Syllabus: GS 3 Internal Security,
Relevance: India’s refugee policy
News; In recent years, Human Rights Watch (HRW) has accused Myanmar’s Tatmadaw, a junta regime of perpetrating “crimes against humanity”. The rule has led to displacement of half a million Myanmar’s people within the country and forcing more than 50,000 ethnic Chin and others to seek refuge outside.
What were the issues in front of the Indian government on account of the Chin people influx into India?
There has been an unprecedented divergence between the Indian government and the Mizoram state government. The Centre has adopted a security-centric approach and the Mizoram government has adopted a people-centred focus.
What is the Centre’s perspective on refugees?
The Chin refugees are not refugees who have simply run away to save their lives. They are rebels who have opted to go into self-exile and continue to extend support to the People’s Defence Forces (PDF) and other anti-Tatmadaw militias like the Chin Defence Force and the Chin National Army. Therefore, MHA advised the state government to stay alert and take appropriate action to prevent a possible influx into Indian territory.
The Centre directed the North-eastern states bordering Myanmar that they do not have powers to grant “refugee status to any foreigner”.
What is the state government’s perspective on refugees?
The Mizoram government has defied the Ministry of Home Affairs (MHA) orders to “detect and deport the refugees”. The Mizoram state has extended a warm welcome to everybody wanting to come and decided to take Chin refugees. Simultaneously, the state government has also strongly communicated to the Central government that it cannot be “indifferent” to its concerns.
What were the issues in the Centre’s decision of not to grant asylum?
The Central government has denied asylum to the Chin people on the ground of India’s non-ratification of the 1951 UN Convention on the Status of Refugees and also its 1967 Protocol.

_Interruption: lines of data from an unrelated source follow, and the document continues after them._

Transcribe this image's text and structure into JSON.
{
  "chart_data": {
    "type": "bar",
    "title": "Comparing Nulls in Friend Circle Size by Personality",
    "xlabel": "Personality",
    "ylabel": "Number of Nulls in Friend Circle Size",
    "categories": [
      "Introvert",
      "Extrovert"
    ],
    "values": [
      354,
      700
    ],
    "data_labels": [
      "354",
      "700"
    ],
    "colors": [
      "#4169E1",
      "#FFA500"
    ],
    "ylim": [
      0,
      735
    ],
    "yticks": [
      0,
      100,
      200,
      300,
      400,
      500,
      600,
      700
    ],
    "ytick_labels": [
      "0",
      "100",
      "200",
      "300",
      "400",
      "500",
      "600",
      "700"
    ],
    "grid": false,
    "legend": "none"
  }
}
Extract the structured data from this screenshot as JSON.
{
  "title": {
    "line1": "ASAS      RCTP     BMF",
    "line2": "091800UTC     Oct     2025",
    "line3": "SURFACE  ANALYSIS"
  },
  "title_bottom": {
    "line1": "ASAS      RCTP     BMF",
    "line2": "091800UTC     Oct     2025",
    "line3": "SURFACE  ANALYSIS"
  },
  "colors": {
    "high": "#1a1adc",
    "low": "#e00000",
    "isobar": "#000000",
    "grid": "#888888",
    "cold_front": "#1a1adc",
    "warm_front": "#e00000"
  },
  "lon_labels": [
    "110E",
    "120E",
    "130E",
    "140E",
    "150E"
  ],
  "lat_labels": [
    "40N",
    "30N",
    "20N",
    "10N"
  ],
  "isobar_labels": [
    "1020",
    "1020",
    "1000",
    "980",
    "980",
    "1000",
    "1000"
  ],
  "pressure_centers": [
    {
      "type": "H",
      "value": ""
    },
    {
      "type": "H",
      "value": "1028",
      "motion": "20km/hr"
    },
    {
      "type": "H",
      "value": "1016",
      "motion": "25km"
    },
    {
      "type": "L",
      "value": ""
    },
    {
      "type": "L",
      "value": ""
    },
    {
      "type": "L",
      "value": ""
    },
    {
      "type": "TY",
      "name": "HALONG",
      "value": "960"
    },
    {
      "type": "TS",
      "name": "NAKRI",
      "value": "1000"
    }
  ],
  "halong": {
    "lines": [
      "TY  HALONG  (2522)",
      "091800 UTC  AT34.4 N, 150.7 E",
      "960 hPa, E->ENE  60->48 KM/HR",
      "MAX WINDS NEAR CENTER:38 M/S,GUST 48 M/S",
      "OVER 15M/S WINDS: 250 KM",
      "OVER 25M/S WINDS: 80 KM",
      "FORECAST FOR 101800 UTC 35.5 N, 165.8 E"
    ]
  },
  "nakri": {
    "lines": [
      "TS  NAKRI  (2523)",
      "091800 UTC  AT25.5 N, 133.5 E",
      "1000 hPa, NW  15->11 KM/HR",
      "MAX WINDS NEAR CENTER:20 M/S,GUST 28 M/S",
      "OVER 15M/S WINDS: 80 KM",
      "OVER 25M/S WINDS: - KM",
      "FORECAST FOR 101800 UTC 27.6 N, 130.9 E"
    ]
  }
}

However, not being a party to the Convention does not prevent any state from granting asylum to the asylum seeker.
Moreover, even non-signatories are bound under customary international law to follow the principle of non-refoulment that protects the rights of asylum seekers not to be deported or pushed back to the country they have fled to escape violence in the first place.
What are the reasons behind the Mizoram government’s move to allow refugee status?
Both Mizo and Chin communities share a common history. There are unique social-political realities between the two people at the India-Myanmar international border.
Both come from the same larger Zo tribe, therefore share a strong ethnic bond predating India’s Independence.
Both communities are bound together by a common religion, i.e., both are predominantly Christians.
There is a Free Movement Regime (FMR) 2018 between India and Myanmar that allows both communities on either side to go up to 16 km on the other side and stay up to 14 days. Therefore, border landers routinely cross over on either side for trade in essential commodities, work, cross-border marriages, and as a result to meet relatives.
There is a history of mutual empathy and solidarity between the Mizos and the Chins. The Chin people have extended support and sanctuary to the members of the Mizo National Front. Similarly, during the 1988 pro-democracy movement in Myanmar, the Mizos extended a helping hand to the Chins who were subjected to brutal repression at the hands of the junta regime
The Way Forward
The Centre should recalibrate its policy toward the refugees and their hosts. It should grant refugee status to the Chin people. Further, it should help the state government to sustain the relief work.